The basic underlying view of Customer Equity Management (CEM) is this: treats a company's customers as a financial asset whose value is to be maximized with a total marketing system (Blattberg, Getz, and Thomas, 2001). To be specific, a company's total customer equity is (a) returns on acquistion + (b) returns on retention + (c) returns on add-on selling across its entire customer portfolio over time. CEM assimilates
customer relationship management and
database marketing concepts in its thinking. CEM requires that the organization design be customer-centric.
Blattberg, Getz, and Thomas (2001) identify 4 cornerstones in Customer Equity Management:
- Customer life cycle management (from prospects -> first-time buyers -> early repeat buyers -> core customers -> core defectors)

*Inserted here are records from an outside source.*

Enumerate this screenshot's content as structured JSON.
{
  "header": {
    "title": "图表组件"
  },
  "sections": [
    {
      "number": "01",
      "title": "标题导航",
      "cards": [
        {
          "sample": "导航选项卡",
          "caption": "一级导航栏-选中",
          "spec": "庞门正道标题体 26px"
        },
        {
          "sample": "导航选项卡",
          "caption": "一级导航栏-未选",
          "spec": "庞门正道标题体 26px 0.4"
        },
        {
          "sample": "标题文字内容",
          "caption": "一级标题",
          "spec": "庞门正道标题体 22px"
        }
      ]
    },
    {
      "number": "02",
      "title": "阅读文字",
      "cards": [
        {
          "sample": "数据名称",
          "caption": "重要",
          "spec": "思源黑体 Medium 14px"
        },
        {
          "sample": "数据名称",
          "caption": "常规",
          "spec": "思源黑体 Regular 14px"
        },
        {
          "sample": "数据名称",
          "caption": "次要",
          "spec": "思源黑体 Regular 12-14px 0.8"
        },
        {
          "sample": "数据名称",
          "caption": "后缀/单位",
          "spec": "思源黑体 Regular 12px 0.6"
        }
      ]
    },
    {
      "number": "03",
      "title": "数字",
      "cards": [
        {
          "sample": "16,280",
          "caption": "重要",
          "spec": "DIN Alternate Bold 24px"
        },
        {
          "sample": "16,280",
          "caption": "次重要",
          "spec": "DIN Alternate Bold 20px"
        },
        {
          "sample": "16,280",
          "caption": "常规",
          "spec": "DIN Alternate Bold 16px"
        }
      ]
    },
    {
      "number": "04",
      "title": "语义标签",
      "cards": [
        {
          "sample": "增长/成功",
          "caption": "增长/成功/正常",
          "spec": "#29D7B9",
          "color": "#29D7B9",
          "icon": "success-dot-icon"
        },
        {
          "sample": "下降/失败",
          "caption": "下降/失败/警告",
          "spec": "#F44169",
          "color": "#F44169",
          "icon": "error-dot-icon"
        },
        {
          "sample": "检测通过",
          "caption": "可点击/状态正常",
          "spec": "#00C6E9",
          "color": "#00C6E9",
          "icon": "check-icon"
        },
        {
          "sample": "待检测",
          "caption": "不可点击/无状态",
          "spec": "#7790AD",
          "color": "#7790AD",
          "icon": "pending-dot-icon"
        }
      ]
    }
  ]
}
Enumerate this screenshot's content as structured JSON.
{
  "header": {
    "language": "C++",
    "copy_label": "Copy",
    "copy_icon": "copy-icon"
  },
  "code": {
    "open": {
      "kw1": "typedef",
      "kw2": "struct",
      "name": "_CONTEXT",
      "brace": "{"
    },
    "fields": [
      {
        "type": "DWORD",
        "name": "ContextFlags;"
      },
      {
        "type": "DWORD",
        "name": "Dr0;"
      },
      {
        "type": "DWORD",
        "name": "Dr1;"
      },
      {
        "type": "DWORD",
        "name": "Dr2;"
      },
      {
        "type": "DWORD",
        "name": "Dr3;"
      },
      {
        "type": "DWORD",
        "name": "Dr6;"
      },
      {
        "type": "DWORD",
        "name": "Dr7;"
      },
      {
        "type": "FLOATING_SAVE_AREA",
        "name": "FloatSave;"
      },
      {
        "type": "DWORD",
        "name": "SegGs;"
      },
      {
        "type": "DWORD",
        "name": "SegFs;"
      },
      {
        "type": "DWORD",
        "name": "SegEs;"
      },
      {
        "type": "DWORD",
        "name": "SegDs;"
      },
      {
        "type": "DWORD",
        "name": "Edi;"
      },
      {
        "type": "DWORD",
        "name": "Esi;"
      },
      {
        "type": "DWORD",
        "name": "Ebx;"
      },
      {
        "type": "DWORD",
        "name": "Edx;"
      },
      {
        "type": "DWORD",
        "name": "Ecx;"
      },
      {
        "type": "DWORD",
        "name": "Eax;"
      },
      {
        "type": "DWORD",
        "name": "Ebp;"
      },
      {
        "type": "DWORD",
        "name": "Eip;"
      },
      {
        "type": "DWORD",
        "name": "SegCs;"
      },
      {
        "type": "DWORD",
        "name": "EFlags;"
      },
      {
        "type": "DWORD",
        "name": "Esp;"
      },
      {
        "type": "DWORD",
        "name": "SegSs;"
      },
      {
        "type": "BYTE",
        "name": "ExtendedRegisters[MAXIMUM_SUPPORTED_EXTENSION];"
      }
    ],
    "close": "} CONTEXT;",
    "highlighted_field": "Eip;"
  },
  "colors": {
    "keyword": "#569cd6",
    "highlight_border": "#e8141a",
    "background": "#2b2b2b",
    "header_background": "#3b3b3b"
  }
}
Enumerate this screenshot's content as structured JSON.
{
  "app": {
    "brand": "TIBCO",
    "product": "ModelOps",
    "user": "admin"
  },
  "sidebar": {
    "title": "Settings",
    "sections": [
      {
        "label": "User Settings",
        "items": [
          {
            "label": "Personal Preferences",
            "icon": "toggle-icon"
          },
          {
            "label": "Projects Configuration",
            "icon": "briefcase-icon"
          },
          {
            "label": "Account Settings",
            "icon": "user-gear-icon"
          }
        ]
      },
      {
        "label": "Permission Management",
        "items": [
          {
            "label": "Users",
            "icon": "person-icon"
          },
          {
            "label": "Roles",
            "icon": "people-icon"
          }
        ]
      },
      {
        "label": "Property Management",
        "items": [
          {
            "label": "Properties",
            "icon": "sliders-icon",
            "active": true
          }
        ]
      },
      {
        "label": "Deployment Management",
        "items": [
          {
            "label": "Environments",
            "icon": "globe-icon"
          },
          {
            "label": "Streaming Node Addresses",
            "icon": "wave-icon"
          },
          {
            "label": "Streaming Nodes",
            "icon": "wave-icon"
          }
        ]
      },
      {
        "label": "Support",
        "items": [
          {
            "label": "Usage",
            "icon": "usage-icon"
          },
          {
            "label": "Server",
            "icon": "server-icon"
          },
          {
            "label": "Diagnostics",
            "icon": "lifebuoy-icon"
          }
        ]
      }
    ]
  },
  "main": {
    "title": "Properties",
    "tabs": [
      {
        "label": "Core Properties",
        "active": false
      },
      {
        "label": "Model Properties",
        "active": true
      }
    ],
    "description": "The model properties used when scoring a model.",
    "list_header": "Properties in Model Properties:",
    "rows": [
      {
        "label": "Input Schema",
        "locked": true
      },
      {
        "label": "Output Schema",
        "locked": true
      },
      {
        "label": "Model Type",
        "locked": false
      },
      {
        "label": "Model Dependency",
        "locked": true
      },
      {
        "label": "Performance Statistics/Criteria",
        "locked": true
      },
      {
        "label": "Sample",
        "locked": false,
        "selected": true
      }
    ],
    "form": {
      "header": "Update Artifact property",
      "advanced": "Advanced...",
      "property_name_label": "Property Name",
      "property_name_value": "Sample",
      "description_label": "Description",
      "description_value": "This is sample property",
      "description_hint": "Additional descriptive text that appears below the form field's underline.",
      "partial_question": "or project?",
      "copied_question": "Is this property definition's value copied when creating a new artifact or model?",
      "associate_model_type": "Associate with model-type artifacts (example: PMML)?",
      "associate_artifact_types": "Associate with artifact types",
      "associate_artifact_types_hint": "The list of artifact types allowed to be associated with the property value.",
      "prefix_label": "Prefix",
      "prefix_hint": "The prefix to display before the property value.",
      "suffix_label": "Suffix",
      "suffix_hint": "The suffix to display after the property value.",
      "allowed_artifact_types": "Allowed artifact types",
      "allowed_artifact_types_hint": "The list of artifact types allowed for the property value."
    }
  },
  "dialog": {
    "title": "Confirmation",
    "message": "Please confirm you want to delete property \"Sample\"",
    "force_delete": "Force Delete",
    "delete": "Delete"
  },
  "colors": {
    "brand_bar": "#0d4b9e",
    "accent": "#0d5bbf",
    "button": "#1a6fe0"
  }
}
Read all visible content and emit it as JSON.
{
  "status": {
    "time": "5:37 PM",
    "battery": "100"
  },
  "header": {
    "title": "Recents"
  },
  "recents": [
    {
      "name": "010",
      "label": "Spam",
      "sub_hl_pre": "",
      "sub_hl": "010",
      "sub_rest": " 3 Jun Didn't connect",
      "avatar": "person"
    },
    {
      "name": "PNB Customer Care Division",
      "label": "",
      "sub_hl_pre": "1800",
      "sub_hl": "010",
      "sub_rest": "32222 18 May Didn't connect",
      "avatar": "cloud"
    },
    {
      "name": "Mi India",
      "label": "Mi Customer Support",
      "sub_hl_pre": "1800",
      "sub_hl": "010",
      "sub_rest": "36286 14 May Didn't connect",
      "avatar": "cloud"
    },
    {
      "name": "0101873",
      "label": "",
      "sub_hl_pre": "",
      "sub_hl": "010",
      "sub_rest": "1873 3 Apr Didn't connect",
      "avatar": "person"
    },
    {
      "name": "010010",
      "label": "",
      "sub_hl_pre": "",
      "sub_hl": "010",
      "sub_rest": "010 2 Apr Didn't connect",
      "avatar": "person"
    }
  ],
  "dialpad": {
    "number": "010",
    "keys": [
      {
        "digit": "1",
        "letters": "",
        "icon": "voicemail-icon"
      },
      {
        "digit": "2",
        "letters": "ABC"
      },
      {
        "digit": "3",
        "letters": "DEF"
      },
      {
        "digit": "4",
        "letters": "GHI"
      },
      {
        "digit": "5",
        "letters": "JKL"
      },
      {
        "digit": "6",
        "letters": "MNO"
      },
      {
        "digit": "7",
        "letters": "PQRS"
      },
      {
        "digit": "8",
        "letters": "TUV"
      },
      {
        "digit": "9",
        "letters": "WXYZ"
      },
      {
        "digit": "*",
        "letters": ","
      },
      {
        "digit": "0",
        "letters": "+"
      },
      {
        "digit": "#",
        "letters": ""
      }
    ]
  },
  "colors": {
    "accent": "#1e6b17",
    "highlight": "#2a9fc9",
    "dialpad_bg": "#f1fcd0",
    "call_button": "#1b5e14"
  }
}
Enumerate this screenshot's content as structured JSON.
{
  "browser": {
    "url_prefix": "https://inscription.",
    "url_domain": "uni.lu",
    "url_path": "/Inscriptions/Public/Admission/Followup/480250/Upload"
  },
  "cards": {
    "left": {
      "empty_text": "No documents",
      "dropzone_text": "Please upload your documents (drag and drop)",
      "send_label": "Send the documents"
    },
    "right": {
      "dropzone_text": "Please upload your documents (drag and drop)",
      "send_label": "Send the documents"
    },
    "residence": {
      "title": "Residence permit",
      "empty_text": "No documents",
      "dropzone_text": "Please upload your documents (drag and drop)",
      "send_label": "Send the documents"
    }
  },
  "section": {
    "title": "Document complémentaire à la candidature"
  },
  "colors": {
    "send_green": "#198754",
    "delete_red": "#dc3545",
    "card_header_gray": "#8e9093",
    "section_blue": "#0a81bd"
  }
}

- Database power exploitation
- Customer value quantification, notably on computing customer equity value as well as the statistical relations between marketing mix and equity value
- Customer acquisition, retention, add-on selling mix optimization
There are a number of trends that foster the adoption of Customer Equity Management, e.g. behavior data explosion, disintermediation, warfare for customer loyalty, and channel proliferation, and one-to-one Internet communication, etc. (Blattberg, Getz, and Thomas, 2001). These trends can be grouped into two categories: (a) the advancement of IT as enablers and (b) competitive pressure for more customer-focused marketing efforts.
References
- Blattberg, R.C, Getz, G. and Thomas, J.S. (2001) Customer Equity, Harvard Business School Press.